Right-Wing, Left-Wing, Christ-Followers

For The Church that was an adapted excerpt from Jesus Outside the Lines: A Way Forward for Those Who Are Tired of Taking Sides by Scott Sauls. Sauls is the senior pastor of Christ Presbyterian Church in Nashville, TN. His church is affiliated with the Presbyterian Church in America.

He addresses politics and the church and this is a topic I’ve pondered for a number of years which is ironic as I’ve written a political blog for almost 12 years. I started engaging in politics while I was in full-time vocational ministry, but not while I was ministering.

Church and state so to speak. That does not mean that I shied away from politically-charged topics when the Bible addresses them, but I never wanted to be partisan. I never wanted to preach politics. I wanted to preach the Gospel. From a liberty point-of-view, I believe churches should have the freedom to engage in the political realm and the government, via the IRS, should not regulate the pulpit. Saying that, when I was a pastor, I would never dream of making an endorsement from the pulpit or allow partisan politics to impact my ministry. (I have endorsed candidates as a private citizen on my own time.)

My main thing was the proclamation of the law and gospel. I was focused on the word of God, and if I am preaching the whole counsel of God then eventually topics like abortion, marriage, immigration (sojourners), poverty, etc. will come up and pastors need to handle those topics faithfully.

I wanted to highlight a couple of things that Sauls said that resonated with me.

As is the case with every paradox associated with Christianity, there is a both/and and a neither/nor component as it relates to political loyalties. Unless a human system is fully centered on God (no human system is), Jesus will have things to affirm and things to critique about it. The political left and the political right are no exception.

If we believe when Jesus returns that He is going to side 100 percent with every political position we have taken on every issue then we are sorely mistaken. (I’m sure we will also find out we are wrong about some of those minor theological positions we can be dogmatic about. This is not an invitation to debate which ones.)

I am conservative, but conservatism is a flawed, human-based political ideology.
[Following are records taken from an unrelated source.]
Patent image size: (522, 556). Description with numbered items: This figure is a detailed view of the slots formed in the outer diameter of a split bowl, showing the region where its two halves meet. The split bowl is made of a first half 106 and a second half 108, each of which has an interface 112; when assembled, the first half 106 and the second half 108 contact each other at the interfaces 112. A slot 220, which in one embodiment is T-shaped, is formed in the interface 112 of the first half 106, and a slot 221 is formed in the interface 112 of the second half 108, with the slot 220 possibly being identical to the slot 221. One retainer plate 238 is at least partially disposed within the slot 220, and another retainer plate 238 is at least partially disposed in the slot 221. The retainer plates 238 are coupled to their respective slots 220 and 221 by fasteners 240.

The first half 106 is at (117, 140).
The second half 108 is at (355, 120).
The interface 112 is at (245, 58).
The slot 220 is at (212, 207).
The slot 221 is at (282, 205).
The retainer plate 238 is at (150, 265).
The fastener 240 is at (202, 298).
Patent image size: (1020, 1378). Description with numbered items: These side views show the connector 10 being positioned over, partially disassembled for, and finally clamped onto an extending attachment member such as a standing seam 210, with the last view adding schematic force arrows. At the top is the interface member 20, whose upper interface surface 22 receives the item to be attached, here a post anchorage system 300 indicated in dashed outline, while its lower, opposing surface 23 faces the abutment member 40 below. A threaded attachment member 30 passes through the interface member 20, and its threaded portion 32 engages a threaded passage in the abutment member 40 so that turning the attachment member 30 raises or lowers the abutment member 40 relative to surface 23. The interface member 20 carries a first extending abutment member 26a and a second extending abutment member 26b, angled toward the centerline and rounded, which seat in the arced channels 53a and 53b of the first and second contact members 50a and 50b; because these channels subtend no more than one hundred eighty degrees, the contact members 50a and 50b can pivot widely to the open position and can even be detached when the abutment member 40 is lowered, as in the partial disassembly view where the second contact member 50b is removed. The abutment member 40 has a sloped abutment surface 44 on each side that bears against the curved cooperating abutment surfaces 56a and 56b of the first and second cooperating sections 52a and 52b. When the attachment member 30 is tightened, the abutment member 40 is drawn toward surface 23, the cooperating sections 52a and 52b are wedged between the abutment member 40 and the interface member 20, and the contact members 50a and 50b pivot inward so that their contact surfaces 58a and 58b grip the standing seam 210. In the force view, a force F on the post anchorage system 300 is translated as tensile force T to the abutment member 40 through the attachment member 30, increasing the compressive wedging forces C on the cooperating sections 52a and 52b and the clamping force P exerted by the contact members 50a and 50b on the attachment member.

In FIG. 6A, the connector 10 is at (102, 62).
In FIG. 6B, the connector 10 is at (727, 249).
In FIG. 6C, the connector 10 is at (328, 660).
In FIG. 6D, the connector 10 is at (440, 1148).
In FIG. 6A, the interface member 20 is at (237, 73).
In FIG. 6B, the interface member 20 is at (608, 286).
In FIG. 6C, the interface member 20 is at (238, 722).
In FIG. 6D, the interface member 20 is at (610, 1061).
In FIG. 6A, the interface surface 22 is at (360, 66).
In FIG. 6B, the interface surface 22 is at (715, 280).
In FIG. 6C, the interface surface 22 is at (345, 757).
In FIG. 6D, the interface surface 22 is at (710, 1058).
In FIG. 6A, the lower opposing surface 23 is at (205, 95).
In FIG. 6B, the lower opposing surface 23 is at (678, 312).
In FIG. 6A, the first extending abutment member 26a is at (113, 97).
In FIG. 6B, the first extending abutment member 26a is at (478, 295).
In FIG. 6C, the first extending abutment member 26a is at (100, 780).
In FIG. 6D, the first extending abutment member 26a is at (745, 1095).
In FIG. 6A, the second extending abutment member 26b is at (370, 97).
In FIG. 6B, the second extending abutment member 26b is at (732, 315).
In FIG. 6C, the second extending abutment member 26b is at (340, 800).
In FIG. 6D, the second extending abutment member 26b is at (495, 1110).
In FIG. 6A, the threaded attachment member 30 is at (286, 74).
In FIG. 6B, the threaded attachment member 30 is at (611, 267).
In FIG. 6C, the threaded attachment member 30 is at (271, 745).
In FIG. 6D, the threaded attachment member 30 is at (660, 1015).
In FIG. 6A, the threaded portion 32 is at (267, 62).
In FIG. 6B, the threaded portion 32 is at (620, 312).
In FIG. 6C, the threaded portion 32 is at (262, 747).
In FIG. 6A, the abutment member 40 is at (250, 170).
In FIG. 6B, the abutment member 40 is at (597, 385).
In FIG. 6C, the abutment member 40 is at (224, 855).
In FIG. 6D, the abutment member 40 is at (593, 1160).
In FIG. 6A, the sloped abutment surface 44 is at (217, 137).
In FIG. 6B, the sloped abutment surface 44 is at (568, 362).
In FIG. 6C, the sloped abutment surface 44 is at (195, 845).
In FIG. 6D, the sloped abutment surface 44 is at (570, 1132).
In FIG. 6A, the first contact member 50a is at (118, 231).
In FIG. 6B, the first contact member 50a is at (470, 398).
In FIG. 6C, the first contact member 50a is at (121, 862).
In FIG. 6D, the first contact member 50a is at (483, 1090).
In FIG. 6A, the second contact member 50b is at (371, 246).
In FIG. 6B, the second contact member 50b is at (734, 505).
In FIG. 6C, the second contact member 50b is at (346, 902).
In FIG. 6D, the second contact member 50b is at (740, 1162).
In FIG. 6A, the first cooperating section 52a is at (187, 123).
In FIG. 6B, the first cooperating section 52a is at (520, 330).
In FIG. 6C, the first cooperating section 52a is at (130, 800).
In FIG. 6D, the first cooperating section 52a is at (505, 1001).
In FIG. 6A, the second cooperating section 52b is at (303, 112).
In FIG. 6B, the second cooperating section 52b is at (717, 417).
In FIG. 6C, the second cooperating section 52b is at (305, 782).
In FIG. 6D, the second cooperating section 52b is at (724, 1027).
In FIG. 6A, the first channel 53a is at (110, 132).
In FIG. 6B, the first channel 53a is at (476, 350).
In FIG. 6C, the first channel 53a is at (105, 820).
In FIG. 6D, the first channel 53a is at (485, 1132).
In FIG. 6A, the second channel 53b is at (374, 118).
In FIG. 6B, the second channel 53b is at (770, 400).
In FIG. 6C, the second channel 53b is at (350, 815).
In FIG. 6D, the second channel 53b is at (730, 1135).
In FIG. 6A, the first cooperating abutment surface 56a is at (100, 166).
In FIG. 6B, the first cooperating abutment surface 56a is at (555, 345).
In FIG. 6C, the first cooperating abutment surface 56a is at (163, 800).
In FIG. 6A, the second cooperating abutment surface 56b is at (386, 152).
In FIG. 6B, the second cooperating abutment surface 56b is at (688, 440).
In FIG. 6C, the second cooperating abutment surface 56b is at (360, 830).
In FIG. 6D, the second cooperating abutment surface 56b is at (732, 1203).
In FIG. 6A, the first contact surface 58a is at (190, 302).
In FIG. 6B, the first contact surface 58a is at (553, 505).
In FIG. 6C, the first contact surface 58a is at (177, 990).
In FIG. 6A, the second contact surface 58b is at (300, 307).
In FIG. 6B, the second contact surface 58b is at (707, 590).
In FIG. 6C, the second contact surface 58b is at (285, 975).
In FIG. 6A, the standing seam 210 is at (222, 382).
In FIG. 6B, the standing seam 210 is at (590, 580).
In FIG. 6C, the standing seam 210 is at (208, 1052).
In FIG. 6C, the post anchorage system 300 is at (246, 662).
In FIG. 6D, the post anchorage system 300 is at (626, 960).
Conservatism is not inerrant. Scripture is. For those brothers and sisters who identify with the political left the same is true. If you happen to be in the political middle, guess what? Your ideology is just as flawed.

But when it comes to politics, the Bible gives us no reason to believe that Jesus would side completely with one political viewpoint over another. Rather, when it comes to kings and kingdoms, Jesus sides with himself.

Jesus is the King of Kings and the Lord of Lords. As author and pastor, Dr. Tony Evans once said, when Jesus returns He will not come to take sides, but to take over.

Far too often we put our trust in candidates and in ideologies. That is misplaced trust. Scripture exhorts us: “Put not our trust in princes, in a son of man, in whom there is no salvation. When his breath departs, he returns to the earth; on that very day his plans perish,” (Psalm 146:3-4, ESV).

So the question we need to ask, Sauls says, is not whether God is on our side, but rather are we on His?

In our churches, yes even in faithful, Bible-teaching, evangelical churches there will be people of all political persuasions and parties who are our brothers and sisters in Christ.

Sauls provides us a challenge:

We should feel “at home” with people who share our faith but not our politics even more than we do with people who share our politics but not our faith. If this is not our experience, then we very well may be rendering to Caesar what belongs to God.

People from varying political persuasions can (and should) experience unity under a single, first allegiance to Jesus the King, who on the cross removed and even “killed” the dividing wall of hostility between people on the far left, people on the far right, and people everywhere in between.

If that isn’t our attitude, then we need to repent.